4. beverage dispenser according to claim 3, wherein between the inlet conduit and the outlet conduit a by-pass conduit is installed for delivering still water from a tap water conduit to the dispensing nozzle.

5. beverage dispenser according to claim 1, wherein the beverage dispensing system comprises a second outlet conduit connected to an auxiliary tank for hot water.

6. An apparatus for dispensing beverages comprising:

a tank, wherein the tank is thermally connected to a cooling source;

an inlet valve;

an inlet conduit, wherein the inlet conduit is in adapted to provide fluid to the tank and the flow of fluid within the inlet conduit is affected by the inlet valve;

a pump operatively connected to the fluid flow of the apparatus and downstream of the inlet valve;

an outlet valve;

an outlet conduit, wherein the outlet conduit is in fluidic contact with the tank and the flow of fluid within the outlet conduit is affected by the outlet valve;

an auxiliary conduit located between the inlet conduit and the outlet conduit; and

a control unit, wherein the control unit effectively drives the closing of the inlet valve and wherein the control unit effectively drives the operation of the pump, wherein the operation of the pump drives the emptying of the outlet conduit into the tank at the end of the beverage dispensing.

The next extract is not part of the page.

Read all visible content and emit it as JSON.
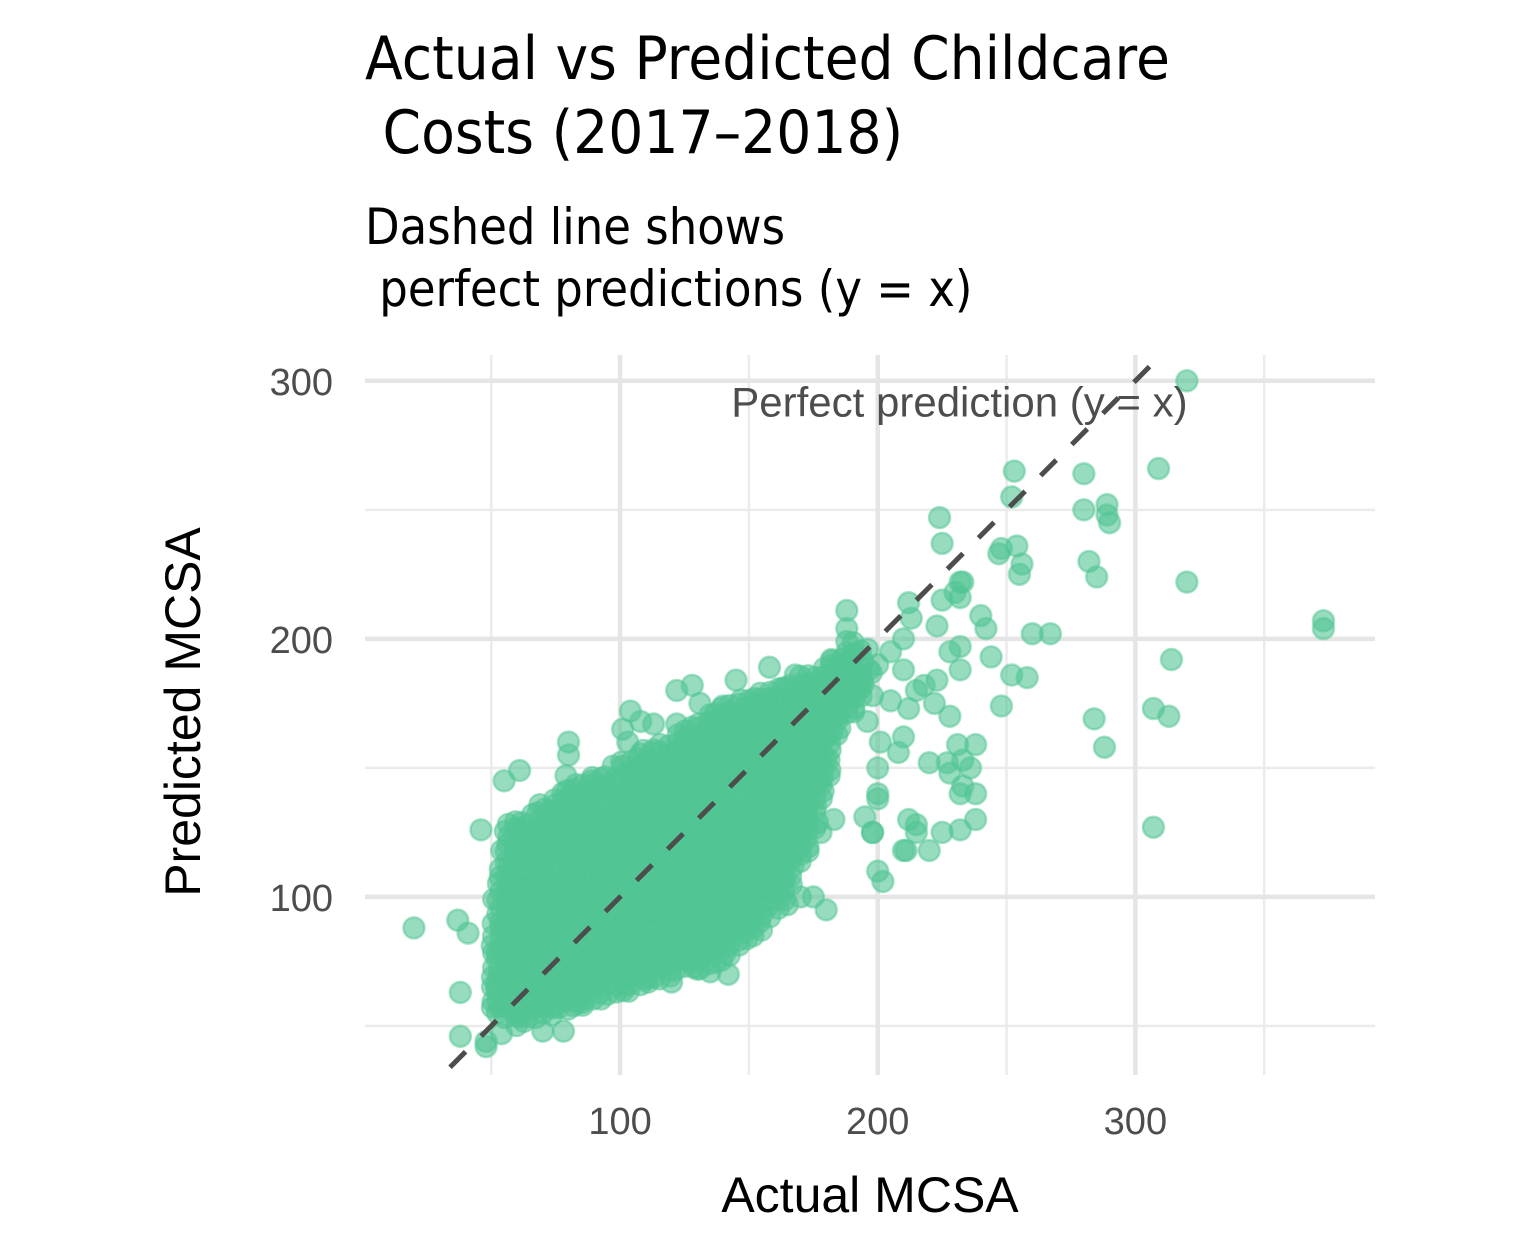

7. The apparatus of claim 6 wherein the cooling source is cold air.

8. The apparatus of claim 6 wherein the control unit includes a button that a user may activate.

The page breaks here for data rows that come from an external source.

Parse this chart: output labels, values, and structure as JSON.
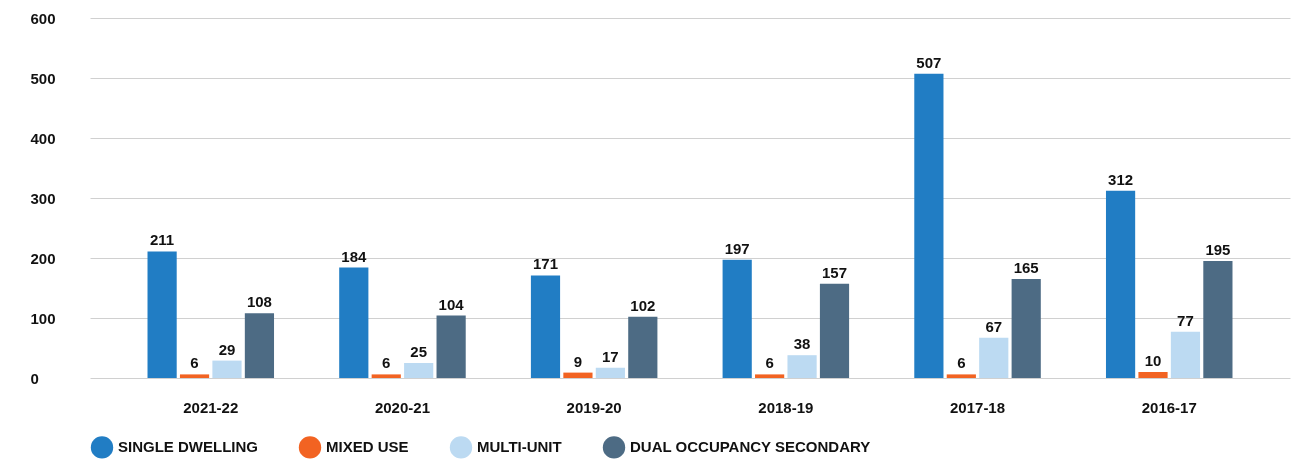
{
  "chart_data": {
    "type": "bar",
    "categories": [
      "2021-22",
      "2020-21",
      "2019-20",
      "2018-19",
      "2017-18",
      "2016-17"
    ],
    "series": [
      {
        "name": "SINGLE DWELLING",
        "color": "#217dc4",
        "values": [
          211,
          184,
          171,
          197,
          507,
          312
        ]
      },
      {
        "name": "MIXED USE",
        "color": "#f26322",
        "values": [
          6,
          6,
          9,
          6,
          6,
          10
        ]
      },
      {
        "name": "MULTI-UNIT",
        "color": "#bcdaf2",
        "values": [
          29,
          25,
          17,
          38,
          67,
          77
        ]
      },
      {
        "name": "DUAL OCCUPANCY SECONDARY",
        "color": "#4d6b84",
        "values": [
          108,
          104,
          102,
          157,
          165,
          195
        ]
      }
    ],
    "ylim": [
      0,
      600
    ],
    "yticks": [
      0,
      100,
      200,
      300,
      400,
      500,
      600
    ],
    "grid": "y",
    "legend": "bottom",
    "data_labels": true
  }
}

9. The apparatus of claim 6 wherein the control unit is further adapted to detect a low level of fluid in the tank, and in response to a low level detection, the control unit ensures that the pump is operating and opens the inlet valve.

10. The apparatus of claim 6 wherein the control unit is further adapted to detect a targeted level of fluid in the tank, and in response to the targeted level detection, the control unit closes the inlet valve.

11. The apparatus of claim 6 wherein the auxiliary conduit comprises a check valve preventing the flow of beverage from the inlet conduit to the outlet conduit.

12. The apparatus of claim 6 wherein the auxiliary conduit flows fluid into the tank to prevent the flow of beverage from the outlet conduit following dispensing of the fluid.